Finding duplicate files with Go

For some time now, I've been messing around with the Go programming language. I like the idea of a systems language with a modern take on the standard library (like build in support for JSON, HTTP calls and built in vectors called slices), concurrency, easy use of 3rd party dependencies and fast, clean code.

As a fun experiment of how easy it is to traverse a filesystem, hashing files, checking sizes on files, parsing arguments among others I've implemented a small and simple tool for finding duplicate files in a list of directories (supplied as arguments to the application).
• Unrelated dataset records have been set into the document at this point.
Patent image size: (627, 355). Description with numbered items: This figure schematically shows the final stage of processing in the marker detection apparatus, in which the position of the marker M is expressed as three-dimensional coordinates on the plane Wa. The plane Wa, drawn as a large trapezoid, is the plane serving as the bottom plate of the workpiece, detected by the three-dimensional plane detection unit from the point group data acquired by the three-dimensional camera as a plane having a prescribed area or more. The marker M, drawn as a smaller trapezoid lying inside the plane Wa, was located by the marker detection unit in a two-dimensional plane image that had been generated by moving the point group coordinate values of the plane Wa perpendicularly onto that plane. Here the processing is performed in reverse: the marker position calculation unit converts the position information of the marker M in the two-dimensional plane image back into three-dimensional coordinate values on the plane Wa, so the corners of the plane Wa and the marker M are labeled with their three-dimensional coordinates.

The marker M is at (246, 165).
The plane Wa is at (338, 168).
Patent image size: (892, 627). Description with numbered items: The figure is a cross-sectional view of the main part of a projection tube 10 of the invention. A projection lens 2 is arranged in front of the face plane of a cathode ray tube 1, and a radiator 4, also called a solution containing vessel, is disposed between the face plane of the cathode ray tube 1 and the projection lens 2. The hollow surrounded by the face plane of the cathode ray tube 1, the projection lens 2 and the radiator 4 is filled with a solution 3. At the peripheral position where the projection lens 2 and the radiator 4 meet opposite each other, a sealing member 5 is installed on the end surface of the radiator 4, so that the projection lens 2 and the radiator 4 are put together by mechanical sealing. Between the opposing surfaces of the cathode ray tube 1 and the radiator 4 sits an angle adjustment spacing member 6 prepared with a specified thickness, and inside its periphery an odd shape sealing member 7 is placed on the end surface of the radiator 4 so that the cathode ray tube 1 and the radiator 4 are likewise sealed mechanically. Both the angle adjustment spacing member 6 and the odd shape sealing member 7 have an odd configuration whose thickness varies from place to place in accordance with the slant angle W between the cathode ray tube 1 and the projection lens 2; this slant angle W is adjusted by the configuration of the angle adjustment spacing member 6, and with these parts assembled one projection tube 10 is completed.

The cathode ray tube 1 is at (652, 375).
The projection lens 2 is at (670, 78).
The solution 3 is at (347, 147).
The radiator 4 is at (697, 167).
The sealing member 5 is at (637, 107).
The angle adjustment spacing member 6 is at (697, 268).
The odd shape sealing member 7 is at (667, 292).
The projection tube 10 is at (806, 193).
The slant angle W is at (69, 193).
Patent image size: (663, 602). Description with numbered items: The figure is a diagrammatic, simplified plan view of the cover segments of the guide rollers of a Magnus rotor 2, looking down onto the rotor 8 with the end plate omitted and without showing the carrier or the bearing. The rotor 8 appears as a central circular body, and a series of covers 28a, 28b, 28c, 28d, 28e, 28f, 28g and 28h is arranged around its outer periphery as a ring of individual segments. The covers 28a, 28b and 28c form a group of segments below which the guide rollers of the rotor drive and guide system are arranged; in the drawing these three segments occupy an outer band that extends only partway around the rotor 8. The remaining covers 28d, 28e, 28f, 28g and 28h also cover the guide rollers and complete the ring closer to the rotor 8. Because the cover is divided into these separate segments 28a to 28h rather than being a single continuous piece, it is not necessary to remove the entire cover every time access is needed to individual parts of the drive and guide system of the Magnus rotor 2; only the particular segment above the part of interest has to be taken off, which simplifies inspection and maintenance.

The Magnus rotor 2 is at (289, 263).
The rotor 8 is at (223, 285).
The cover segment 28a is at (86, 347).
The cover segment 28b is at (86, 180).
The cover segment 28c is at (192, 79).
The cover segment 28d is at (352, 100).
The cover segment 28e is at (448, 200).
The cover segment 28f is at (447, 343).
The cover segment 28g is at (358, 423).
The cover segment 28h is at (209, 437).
It goes something like this:

Gather all filenames and sizes in a map, where the key is the size of the files and the value is a slice of filenames as strings.
For all the sizes with multiple filenames, hash up to the first 1024 bytes of the files and add to a similar map.
For all hashes with multiple filenames, print them as duplicates and let the user choose what to do.

The code (in the newest version) can be found here: https://bitbucket.org/dennishedegaard/duplifinder/src/master/duplifinder.go

In my daytime job I usually spend my time programming python. Python is a nice language, but no language is perfect. It is extremely nice for writing fast and working code, making very readable code and in general doing things at a higher level of abstraction.Go on the other hand seems to have a much larger emphasize on clean code, being nearer the metal and having more control.

Examples of the difference is clear when building Go code, it will not run if you have a variable declared that is not used somewhere. Same goes for an import not being used or types being wrong. Python on the other hand will run pretty much anything and stops only at the first bad line of code, this makes it hard to validate if there's a syntax error in the code. Python has 3rd party tools for checking these things (pyflakes, pylint, pep8 etc), but they do not catch nearly as much as the build in validator in Go.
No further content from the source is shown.